Transcript
Now that you can sit comfortably and observe the breath in your body, it’s time to invite it to change. In yoga, this is called the three-part breath.
First, bring your attention to your chest. Feel the chest rise on your inhale, and fall on your exhale. You can envision a balloon in the chest that’s filling up with air as you breathe in, and that’s deflating slightly as you breathe out.
Practice focusing on the breath in you r chest. If it’s helpful, you can even place a hand there, just to remind you. Feel the chest pressing up into the hand, and moving away from the hand slightly. Try not to force.
Next, see if you can expand the idea of the balloon from the breath into the solar plexus, or rib cage area. So as you inhale the breath fills the chest, and it flows down to the rib cage. As you exhale, the breath moves up, from the rib cage to the chest—that balloon deflating. Again, if it’s helpful to place the hands on the chest and the rib cage you can do so, feeling the breath move in, and move out.
Just practicing these two parts together. That balloon inflating as the breath comes in, and deflating slightly as the breath goes out. Just visualize the balloon, and be careful not to force the breath.
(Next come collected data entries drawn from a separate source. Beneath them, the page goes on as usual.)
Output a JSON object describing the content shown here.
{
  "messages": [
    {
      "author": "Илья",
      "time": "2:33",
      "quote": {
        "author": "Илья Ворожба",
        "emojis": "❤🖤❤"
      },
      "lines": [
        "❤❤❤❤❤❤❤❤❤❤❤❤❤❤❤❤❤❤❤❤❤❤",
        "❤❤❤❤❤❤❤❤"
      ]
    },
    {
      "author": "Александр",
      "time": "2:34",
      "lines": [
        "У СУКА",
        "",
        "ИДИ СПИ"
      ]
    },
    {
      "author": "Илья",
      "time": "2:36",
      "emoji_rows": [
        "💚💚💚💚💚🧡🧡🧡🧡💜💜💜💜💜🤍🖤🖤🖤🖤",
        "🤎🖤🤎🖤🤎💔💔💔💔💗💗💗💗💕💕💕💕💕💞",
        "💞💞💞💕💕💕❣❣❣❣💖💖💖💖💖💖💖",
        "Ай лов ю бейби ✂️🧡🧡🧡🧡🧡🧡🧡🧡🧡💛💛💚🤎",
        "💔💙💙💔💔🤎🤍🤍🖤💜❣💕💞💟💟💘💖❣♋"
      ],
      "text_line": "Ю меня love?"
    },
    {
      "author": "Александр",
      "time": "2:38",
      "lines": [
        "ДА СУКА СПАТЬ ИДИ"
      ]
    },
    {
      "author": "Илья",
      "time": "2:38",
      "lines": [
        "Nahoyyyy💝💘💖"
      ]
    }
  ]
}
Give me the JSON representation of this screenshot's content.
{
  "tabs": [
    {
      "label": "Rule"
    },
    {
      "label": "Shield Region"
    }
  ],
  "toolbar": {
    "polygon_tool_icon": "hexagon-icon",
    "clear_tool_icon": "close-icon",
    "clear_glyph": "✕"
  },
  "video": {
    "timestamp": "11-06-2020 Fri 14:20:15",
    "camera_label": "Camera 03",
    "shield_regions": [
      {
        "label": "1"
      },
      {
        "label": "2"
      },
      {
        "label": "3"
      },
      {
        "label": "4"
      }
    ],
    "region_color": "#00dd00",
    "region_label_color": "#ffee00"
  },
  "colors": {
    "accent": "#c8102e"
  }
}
Finally, inflate that balloon from the chest, down into the rib cage, and then into the belly, allowing the belly to really inflate with that breath. As you exhale, draw the navel toward the spine, squeezing the breath out up to the rib cage and up to the rib cage, adding the third of the three parts to the three part breath. Just imagine that balloon rising and falling, inflating and deflating.
If you feel comfortable you can start to imagine the balloon not just at the front of the body, but also at the sides of the waist, the ribs and the chest, and into the back body as well -- all 360 degrees.
Practice this for just a few moments every day, and you’ll find that you can breathe more deeply and fully any time you like.